MDK8888 / GPTFast

Accelerate your Hugging Face Transformers 7.6-9x. Native to Hugging Face and PyTorch.

Geek Repo:Geek Repo

Github PK Tool:Github PK Tool

Help to run GPTFast on Mixtral-8x7B-Instruct-v0.1

davideuler opened this issue · comments

Could you help to give an example code to run GPTFast on Mixtral-8x7B-Instruct-v0.1?

I load the model with GPTFast with empty draft_model_name. Error shows when loading the model as following.

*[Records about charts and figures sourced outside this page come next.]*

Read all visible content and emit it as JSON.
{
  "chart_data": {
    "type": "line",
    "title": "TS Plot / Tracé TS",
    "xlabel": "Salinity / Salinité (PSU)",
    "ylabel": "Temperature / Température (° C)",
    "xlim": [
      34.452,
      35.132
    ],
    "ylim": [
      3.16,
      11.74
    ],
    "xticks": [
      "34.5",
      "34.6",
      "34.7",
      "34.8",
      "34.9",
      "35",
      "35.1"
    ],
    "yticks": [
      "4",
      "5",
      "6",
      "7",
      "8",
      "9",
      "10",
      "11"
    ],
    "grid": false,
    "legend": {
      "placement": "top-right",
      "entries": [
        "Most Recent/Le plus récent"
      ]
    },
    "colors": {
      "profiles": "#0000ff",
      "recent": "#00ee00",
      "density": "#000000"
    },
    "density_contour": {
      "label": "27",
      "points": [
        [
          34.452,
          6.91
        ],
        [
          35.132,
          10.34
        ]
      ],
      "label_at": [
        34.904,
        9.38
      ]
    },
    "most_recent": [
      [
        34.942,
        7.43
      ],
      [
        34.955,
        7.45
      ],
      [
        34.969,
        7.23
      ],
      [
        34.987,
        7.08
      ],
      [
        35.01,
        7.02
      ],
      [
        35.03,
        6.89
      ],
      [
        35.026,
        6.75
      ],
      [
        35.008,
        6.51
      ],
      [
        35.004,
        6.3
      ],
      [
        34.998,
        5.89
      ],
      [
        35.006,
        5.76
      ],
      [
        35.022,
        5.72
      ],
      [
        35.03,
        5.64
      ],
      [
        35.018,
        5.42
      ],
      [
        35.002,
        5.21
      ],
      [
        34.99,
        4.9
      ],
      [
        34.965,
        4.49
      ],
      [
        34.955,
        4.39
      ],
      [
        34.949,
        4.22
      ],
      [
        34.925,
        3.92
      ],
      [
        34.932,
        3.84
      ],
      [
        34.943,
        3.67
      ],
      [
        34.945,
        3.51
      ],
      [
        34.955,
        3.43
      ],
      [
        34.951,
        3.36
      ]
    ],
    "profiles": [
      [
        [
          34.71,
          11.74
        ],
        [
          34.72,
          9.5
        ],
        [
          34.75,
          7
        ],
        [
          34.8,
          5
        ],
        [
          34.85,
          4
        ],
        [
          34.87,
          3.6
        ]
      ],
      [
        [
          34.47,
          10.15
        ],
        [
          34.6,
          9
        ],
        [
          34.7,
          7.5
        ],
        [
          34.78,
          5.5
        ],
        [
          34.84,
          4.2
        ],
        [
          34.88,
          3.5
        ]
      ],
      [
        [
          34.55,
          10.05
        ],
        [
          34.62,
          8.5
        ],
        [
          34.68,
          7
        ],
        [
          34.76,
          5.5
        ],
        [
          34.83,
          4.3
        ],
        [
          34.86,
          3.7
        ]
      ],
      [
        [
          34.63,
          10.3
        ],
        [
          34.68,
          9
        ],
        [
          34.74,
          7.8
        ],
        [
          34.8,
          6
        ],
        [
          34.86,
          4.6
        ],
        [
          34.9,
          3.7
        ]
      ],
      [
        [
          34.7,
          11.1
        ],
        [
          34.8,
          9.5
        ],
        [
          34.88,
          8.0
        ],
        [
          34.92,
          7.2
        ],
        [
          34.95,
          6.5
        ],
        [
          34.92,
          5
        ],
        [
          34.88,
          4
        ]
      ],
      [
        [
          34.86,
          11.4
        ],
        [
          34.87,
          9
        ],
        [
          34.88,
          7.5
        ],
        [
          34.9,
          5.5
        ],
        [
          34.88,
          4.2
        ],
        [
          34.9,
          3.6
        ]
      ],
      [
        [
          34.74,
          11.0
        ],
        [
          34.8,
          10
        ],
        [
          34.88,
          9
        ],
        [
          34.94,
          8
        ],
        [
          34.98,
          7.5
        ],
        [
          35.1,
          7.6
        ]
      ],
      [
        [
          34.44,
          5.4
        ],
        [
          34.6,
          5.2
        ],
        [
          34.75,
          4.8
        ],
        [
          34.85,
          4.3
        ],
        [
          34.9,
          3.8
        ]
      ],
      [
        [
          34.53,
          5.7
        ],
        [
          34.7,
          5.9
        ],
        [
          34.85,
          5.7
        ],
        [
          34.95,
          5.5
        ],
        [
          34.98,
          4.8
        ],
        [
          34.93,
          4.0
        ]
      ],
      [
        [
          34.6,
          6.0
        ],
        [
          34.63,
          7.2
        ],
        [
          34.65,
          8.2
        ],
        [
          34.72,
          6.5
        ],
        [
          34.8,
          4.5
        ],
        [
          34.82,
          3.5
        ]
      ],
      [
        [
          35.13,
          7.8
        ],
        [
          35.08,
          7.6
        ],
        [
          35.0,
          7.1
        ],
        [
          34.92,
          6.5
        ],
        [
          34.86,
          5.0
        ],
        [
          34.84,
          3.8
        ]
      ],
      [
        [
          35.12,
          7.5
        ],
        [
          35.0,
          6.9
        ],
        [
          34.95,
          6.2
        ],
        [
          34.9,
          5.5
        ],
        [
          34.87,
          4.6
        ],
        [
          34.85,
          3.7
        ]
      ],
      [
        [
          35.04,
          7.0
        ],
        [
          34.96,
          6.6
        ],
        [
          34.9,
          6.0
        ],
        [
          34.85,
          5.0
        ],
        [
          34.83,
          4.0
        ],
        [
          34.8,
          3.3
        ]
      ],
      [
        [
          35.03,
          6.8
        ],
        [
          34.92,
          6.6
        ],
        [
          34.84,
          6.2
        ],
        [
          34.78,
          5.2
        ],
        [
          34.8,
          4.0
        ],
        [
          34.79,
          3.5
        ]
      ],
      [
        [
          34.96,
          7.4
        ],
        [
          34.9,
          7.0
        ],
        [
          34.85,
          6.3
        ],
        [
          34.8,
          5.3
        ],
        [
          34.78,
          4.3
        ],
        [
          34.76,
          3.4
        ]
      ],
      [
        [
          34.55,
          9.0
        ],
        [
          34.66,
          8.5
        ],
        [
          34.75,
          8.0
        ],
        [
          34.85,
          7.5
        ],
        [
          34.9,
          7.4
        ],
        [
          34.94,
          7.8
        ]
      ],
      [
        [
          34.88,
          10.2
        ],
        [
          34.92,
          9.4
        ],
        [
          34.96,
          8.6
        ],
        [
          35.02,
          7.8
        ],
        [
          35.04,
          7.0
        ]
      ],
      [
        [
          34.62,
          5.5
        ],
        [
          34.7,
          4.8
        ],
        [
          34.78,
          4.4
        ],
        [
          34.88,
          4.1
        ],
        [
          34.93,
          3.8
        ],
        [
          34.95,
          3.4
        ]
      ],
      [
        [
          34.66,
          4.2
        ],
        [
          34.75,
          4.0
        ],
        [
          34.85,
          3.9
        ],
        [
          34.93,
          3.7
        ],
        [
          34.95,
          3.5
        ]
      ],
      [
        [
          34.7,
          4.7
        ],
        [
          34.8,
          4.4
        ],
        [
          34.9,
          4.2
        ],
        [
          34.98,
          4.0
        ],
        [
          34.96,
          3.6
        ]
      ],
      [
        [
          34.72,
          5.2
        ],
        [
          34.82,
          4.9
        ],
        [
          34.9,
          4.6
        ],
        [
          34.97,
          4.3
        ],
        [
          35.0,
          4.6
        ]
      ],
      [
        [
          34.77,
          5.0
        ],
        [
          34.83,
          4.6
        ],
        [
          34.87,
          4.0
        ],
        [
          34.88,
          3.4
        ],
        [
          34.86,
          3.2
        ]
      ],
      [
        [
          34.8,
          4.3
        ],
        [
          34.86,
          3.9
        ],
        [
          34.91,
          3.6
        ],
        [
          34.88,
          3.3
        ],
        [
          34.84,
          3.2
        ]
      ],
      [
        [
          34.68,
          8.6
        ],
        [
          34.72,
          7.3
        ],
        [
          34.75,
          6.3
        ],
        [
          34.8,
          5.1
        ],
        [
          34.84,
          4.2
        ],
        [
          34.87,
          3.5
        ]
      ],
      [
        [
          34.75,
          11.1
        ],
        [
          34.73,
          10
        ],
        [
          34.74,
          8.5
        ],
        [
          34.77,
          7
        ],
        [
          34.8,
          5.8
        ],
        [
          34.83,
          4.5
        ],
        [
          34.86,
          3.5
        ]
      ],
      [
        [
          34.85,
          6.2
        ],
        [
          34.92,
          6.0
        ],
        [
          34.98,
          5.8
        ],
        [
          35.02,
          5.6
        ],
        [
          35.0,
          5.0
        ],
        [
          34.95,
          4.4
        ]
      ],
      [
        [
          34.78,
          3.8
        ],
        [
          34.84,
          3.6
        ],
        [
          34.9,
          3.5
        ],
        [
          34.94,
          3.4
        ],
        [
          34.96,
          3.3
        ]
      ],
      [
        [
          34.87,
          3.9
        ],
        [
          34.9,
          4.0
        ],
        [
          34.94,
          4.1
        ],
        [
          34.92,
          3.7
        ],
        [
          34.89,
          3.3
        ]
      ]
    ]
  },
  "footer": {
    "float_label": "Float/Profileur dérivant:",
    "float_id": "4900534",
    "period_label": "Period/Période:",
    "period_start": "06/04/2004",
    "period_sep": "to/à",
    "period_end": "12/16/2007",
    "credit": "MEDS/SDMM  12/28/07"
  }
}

model_name = "./Mixtral-8x7B-v0.1"
draft_model_name = ""

tokenizer = AutoTokenizer.from_pretrained(model_name)
initial_string = "Write me a short story."
input_tokens = tokenizer.encode(initial_string, return_tensors="pt").to(device)

# ....

Traceback (most recent call last):
File "/data/gptfast.py", line 77, in
gpt_fast_model = gpt_fast(model_name, sample_function=argmax, max_length=60, cache_config=cache_config, draft_model_name=draft_model_name)
File "/root/anaconda3/envs/llm/lib/python3.10/site-packages/GPTFast/Core/GPTFast.py", line 11, in gpt_fast
model = add_kv_cache(model, sample_function, max_length, cache_config, dtype=torch.float16)
File "/root/anaconda3/envs/llm/lib/python3.10/site-packages/GPTFast/Core/KVCache/KVCacheModel.py", line 208, in add_kv_cache
model = KVCacheModel(transformer, sampling_fn, max_length, cache_config, dtype)
File "/root/anaconda3/envs/llm/lib/python3.10/site-packages/GPTFast/Core/KVCache/KVCacheModel.py", line 21, in init
self._model = self.add_static_cache_to_model(model, cache_config, max_length, dtype, self.device)
File "/root/anaconda3/envs/llm/lib/python3.10/site-packages/GPTFast/Core/KVCache/KVCacheModel.py", line 48, in add_static_cache_to_model
module_forward_str_kv_cache = add_input_pos_to_func_str(module_forward_str, forward_prop_ref, "input_pos=input_pos")
File "/root/anaconda3/envs/llm/lib/python3.10/site-packages/GPTFast/Helpers/String/add_input_pos_to_func_str.py", line 18, in add_input_pos_to_func_str
raise ValueError("Submodule forward pass not found.")
ValueError: Submodule forward pass not found.

Hey David, apologies for the late response. Mixtral should support static caching natively, and a new branch should be up this weekend or early next week with the fixes.

Hey David, apologies for the late response. Mixtral should support static caching natively, and a new branch should be up this weekend or early next week with the fixes.

Thanks, looking forward the new branch.